Cover letters can be the make or break when it comes to your job application. It provides a potential employer a glimpse into your personality and is an opportunity to sell yourself – something a resume can’t do alone.
A great cover letter is a preview of your CV, so highlighting experience and skills relevant to the job will help position you to score an interview. Here are a few ways to nail your sales pitch.
Do your research
If you’re applying for numerous jobs, the worst thing you can do is send the same cover letters. This is a sure-fire way to get weeded out before you ever had a chance.
Make sure you tailor the letter and use any key terms and phrases relevant from the job ad. Show interest in the company and tell them why you are interested in the job. Having a look at the company’s website to get a sense of the tone, language and culture is a good place to start.
Keep it brief
While it’s important for an employer to learn about you, they don’t want to read a five page essay, so be sure you keep your cover letter to about 250 words.
Use clear, direct language and avoid overly long sentences. A good way to showcase your skills is to pick your top three or four achievements and use a paragraph each to describe how they are relevant to the position – this will keep it concise and to the point.
Employers receive numerous cover letters and chances are most of them virtually look the same. You need to stand out from the repetitive drone and grab the reader’s attention from the get-go.

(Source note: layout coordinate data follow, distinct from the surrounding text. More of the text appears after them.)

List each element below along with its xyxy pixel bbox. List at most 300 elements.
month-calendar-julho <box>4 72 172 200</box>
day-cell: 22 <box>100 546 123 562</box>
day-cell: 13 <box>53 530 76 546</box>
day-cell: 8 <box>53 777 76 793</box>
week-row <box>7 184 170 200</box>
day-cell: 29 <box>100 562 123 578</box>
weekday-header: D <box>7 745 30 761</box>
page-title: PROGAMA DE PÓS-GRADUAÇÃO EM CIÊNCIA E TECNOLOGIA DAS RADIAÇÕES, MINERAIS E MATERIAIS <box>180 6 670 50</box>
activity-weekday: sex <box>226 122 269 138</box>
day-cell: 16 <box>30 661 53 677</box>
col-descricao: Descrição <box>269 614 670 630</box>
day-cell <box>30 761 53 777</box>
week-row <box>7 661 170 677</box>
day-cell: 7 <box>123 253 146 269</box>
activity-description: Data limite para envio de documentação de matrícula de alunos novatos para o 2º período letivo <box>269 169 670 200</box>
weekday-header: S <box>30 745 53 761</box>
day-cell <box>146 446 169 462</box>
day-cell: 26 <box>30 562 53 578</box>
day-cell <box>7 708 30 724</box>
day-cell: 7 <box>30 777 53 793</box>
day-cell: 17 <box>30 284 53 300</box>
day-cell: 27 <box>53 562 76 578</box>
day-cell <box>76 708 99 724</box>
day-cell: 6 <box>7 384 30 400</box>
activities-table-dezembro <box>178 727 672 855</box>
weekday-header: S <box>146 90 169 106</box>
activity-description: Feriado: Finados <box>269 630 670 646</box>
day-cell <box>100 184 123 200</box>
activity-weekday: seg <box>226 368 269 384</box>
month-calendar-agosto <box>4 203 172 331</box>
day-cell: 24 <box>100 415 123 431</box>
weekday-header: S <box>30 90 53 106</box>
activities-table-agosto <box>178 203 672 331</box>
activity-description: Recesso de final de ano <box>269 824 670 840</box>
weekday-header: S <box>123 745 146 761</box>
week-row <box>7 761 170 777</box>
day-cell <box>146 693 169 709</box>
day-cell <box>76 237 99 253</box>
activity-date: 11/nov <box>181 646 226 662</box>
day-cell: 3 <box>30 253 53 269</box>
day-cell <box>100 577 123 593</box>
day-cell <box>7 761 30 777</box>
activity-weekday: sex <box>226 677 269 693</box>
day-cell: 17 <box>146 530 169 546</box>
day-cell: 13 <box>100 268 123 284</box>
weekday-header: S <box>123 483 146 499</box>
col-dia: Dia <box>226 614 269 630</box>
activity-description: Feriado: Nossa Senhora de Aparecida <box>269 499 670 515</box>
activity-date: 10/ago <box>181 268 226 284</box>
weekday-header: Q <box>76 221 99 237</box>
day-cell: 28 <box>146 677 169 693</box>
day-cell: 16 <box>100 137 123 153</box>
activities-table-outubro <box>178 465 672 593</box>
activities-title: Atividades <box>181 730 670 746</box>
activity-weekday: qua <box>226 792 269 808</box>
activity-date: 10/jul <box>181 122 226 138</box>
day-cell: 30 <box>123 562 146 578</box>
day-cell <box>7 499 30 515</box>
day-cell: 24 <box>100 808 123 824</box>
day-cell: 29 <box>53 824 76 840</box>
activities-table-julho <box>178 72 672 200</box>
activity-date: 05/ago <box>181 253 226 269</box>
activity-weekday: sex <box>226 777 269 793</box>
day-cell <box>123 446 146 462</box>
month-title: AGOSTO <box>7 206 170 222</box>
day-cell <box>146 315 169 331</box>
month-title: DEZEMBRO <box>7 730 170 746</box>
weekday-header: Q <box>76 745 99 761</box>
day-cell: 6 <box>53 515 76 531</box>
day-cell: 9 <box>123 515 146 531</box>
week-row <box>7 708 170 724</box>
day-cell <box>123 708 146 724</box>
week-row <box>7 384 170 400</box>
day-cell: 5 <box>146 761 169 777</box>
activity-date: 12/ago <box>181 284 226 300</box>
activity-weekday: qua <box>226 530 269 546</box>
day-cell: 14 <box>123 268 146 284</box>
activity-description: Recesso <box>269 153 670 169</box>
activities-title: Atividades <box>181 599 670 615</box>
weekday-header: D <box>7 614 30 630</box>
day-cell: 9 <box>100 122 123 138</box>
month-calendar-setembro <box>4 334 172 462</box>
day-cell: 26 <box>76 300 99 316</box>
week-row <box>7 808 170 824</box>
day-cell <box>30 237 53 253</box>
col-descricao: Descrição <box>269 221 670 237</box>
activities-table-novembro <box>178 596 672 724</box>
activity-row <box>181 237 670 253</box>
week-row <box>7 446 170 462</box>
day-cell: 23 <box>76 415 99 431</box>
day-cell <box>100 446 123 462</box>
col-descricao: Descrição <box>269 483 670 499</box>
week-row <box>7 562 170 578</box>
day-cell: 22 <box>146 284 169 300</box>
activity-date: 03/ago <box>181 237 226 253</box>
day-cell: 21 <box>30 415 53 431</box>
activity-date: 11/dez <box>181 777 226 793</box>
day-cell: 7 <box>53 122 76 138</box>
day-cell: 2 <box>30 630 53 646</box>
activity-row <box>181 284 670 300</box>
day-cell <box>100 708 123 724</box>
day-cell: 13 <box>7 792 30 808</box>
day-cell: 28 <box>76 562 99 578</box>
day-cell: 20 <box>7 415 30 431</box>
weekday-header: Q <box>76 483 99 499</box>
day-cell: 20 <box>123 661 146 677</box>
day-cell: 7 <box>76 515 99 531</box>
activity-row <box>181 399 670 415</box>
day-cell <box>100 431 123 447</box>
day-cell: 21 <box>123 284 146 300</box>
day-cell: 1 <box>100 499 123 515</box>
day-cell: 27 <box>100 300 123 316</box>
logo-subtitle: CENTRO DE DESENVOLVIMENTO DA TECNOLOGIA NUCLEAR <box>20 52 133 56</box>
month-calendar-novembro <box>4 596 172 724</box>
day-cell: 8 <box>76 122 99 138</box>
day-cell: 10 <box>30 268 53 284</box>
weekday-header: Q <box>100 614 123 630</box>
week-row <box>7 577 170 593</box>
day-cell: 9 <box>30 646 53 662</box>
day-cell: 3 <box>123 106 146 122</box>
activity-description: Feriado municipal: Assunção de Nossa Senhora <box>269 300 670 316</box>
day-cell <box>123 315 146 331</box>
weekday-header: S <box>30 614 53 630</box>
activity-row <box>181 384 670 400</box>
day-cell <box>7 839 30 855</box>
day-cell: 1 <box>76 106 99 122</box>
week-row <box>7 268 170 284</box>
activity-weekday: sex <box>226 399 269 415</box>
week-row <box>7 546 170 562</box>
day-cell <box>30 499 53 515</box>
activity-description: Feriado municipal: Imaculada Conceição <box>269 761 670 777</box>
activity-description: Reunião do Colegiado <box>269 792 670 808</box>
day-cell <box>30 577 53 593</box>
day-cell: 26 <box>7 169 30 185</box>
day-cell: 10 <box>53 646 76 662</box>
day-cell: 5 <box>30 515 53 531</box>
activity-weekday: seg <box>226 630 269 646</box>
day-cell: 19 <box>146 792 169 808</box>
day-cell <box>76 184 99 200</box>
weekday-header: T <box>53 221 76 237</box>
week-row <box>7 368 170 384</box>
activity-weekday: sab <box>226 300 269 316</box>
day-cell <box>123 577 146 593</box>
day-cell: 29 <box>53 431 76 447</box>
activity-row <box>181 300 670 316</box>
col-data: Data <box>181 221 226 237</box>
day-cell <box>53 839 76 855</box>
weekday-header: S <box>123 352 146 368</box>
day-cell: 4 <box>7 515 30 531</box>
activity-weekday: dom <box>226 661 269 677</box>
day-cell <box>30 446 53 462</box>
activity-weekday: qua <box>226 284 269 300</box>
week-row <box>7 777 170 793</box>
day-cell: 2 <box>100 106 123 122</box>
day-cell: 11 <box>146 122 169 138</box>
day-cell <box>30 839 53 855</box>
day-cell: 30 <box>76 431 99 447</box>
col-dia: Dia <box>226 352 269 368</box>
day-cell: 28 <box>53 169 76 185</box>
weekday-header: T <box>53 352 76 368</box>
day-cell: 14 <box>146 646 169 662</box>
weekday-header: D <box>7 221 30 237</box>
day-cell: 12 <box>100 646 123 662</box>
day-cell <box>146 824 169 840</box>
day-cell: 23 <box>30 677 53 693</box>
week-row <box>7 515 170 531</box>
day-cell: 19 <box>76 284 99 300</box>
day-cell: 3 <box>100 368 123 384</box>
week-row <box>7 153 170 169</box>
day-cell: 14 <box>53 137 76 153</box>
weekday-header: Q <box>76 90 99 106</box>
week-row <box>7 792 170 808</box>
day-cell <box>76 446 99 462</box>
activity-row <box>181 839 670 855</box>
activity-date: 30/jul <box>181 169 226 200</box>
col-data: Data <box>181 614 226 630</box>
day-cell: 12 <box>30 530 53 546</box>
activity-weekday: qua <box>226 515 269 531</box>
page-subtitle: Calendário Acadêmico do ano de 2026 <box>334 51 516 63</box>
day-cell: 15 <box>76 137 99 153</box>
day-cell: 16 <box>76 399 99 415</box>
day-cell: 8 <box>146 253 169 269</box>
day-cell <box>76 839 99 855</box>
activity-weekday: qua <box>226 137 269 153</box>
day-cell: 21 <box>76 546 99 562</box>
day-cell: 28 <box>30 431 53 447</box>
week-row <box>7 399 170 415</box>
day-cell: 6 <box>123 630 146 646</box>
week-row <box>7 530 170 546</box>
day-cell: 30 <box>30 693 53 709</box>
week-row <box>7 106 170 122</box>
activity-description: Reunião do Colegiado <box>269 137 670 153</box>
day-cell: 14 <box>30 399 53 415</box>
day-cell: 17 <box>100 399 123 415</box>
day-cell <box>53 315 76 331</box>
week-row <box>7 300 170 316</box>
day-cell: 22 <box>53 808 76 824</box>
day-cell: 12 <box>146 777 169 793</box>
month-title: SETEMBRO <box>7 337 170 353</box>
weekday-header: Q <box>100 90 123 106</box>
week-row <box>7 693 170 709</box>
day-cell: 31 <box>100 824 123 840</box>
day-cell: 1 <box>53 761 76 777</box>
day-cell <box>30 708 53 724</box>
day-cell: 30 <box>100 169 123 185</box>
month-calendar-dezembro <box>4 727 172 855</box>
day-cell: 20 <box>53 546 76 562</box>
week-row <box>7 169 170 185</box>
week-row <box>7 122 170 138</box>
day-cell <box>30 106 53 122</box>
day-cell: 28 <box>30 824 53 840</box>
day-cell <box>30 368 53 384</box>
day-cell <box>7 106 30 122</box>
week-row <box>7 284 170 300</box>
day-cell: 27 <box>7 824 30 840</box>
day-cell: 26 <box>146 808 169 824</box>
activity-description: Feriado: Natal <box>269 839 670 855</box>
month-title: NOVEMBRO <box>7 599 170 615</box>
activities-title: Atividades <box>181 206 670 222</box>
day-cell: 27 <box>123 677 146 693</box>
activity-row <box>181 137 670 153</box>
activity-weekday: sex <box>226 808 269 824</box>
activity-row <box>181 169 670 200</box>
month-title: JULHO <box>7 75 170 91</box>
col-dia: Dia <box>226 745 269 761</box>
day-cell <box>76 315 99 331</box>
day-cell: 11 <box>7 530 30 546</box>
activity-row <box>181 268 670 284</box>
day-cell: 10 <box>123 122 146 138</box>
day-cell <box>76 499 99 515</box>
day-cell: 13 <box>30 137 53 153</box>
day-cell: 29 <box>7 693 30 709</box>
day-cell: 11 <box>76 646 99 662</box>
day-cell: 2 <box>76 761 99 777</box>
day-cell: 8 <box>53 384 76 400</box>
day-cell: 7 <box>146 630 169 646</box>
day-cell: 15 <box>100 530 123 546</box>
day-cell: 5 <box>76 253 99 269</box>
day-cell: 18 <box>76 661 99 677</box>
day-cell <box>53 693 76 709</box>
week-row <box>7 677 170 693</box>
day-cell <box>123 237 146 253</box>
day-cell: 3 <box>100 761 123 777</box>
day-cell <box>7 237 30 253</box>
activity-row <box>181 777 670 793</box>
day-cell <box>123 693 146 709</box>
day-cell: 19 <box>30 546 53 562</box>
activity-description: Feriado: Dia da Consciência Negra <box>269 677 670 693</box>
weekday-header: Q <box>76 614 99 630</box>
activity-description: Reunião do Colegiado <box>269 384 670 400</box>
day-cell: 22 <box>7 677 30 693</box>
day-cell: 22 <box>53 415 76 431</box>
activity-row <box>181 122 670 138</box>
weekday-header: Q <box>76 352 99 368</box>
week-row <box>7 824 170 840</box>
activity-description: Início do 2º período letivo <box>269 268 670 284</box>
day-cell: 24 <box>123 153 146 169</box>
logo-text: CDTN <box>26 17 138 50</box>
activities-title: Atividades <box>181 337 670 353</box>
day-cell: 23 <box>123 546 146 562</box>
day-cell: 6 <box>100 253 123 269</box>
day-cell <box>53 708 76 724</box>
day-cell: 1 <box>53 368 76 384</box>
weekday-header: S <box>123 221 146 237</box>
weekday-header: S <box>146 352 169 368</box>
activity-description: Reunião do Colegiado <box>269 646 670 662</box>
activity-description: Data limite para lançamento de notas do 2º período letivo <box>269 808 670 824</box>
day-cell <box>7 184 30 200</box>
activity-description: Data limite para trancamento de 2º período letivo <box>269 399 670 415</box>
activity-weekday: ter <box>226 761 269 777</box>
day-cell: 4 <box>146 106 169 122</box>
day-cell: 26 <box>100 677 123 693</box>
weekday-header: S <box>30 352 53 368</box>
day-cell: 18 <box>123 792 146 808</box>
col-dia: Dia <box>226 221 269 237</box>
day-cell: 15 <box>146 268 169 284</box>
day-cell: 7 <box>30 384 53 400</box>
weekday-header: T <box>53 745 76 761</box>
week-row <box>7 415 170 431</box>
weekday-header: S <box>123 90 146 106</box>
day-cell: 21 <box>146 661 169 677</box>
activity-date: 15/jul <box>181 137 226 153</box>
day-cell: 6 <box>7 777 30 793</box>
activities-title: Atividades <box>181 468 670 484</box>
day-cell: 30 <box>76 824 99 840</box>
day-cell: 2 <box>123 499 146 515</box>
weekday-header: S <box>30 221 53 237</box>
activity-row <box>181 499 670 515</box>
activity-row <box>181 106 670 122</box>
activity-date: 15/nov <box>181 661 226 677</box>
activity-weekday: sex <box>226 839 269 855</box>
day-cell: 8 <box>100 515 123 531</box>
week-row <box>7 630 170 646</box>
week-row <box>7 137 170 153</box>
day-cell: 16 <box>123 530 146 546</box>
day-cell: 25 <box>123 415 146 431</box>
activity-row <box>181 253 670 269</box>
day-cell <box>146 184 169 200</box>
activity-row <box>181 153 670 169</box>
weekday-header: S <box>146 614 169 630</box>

Find a way to convince them to keep reading. Here are 31 examples of attention-grabbing cover letter intros that will give you some inspiration.
Once you’ve finished writing your cover letter, leave it for an hour – make yourself a cup of tea, read the news or water the garden, then come back to it to ensure there are no grammatical errors or spelling mistakes. After you’ve done that, get someone else to look over it for you.
And before hitting send, read your cover letter out loud – if you get stuck on a sentence or fumble over a few words, you may need a small re-write to help with the flow.
Call to action
Don’t know who to address the letter to? Instead of using the outdated ‘Dear Sir/Madam’ line, call the company and ask them the name of the person you should address it to. This will demonstrate your interest in the role and your willingness to go the extra mile for your application.